Dois jovens e premiados escritores, o brasileiro Daniel Galera e o francês Jérôme Ferrari conversam nesta mesa sobre seus livros mais recentes, Barba ensopada de sangue e O sermão sobre a queda de Roma. Com registros e cenários distintos, ambos os livros se aproximam, no entanto, numa inesperada atualização de temas ligados à tragédia clássica, como o conflito entre ação humana e predestinação. Combinando memórias de família com enredos passados em pequenas destinações turísticas, Galera e Ferrari se voltam sobre cenários idílicos apenas para revelar conflitos latentes sob sua aparente harmonia.


15h - Mesa 18 - Literatura e revolução
Tamim Al Barghoutti
Mamede Mustafa Jarouche


Mediação: Arthur Dapieve

Os protestos e revoluções que se sucederam nos últimos anos nos países árabes revelaram de maneira dramática não apenas um desejo urgente de mudança, mas uma conexão inesperada entre ação política e criação literária. No canto dos manifestantes em diferentes países do Norte da África e do Oriente Médio, versos de poetas tradicionais e contemporâneos davam expressão à oposição coletiva aos regimes autoritários. O palestino Tamim Al-Barghouti e o brasileiro Mamede Mustafa Jarouche discutem as relações entre arte e política na história e no presente do mundo árabe.

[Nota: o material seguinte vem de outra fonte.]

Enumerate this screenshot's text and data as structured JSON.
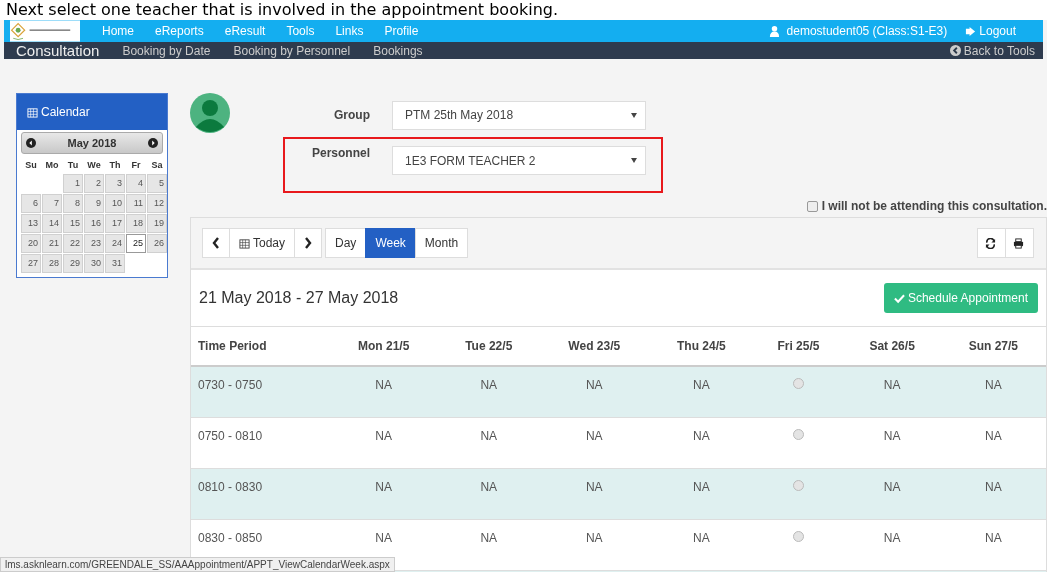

17h - Mesa 19 - A arte do ensaio
Geoff Dyer
John Jeremiah Sullivan


Mediação:
Paulo Roberto Pires

Entre a criação literária e a reflexão teórica, a escrita ensaística reivindica para si um espaço próprio, que não cabe em demarcações bem definidas. Essa combinação peculiar entre forma e pensamento fez com que o ensaio fosse objeto de reflexão de alguns dos mais importantes pensadores do século XX, do alemão Theodor W. Adorno ao francês Roland Barthes. Nesta mesa, o inglês Geoff Dyer e o americano John Jeremiah Sullivan, dois dos mais importantes ensaístas contemporâneos, conversam sobre seu ofício.


18h45 -    Mesa 20 - Livro de cabeceira

Mediação: Liz Calder

Convidados da Flip leem e comentam trechos de seus autores favoritos.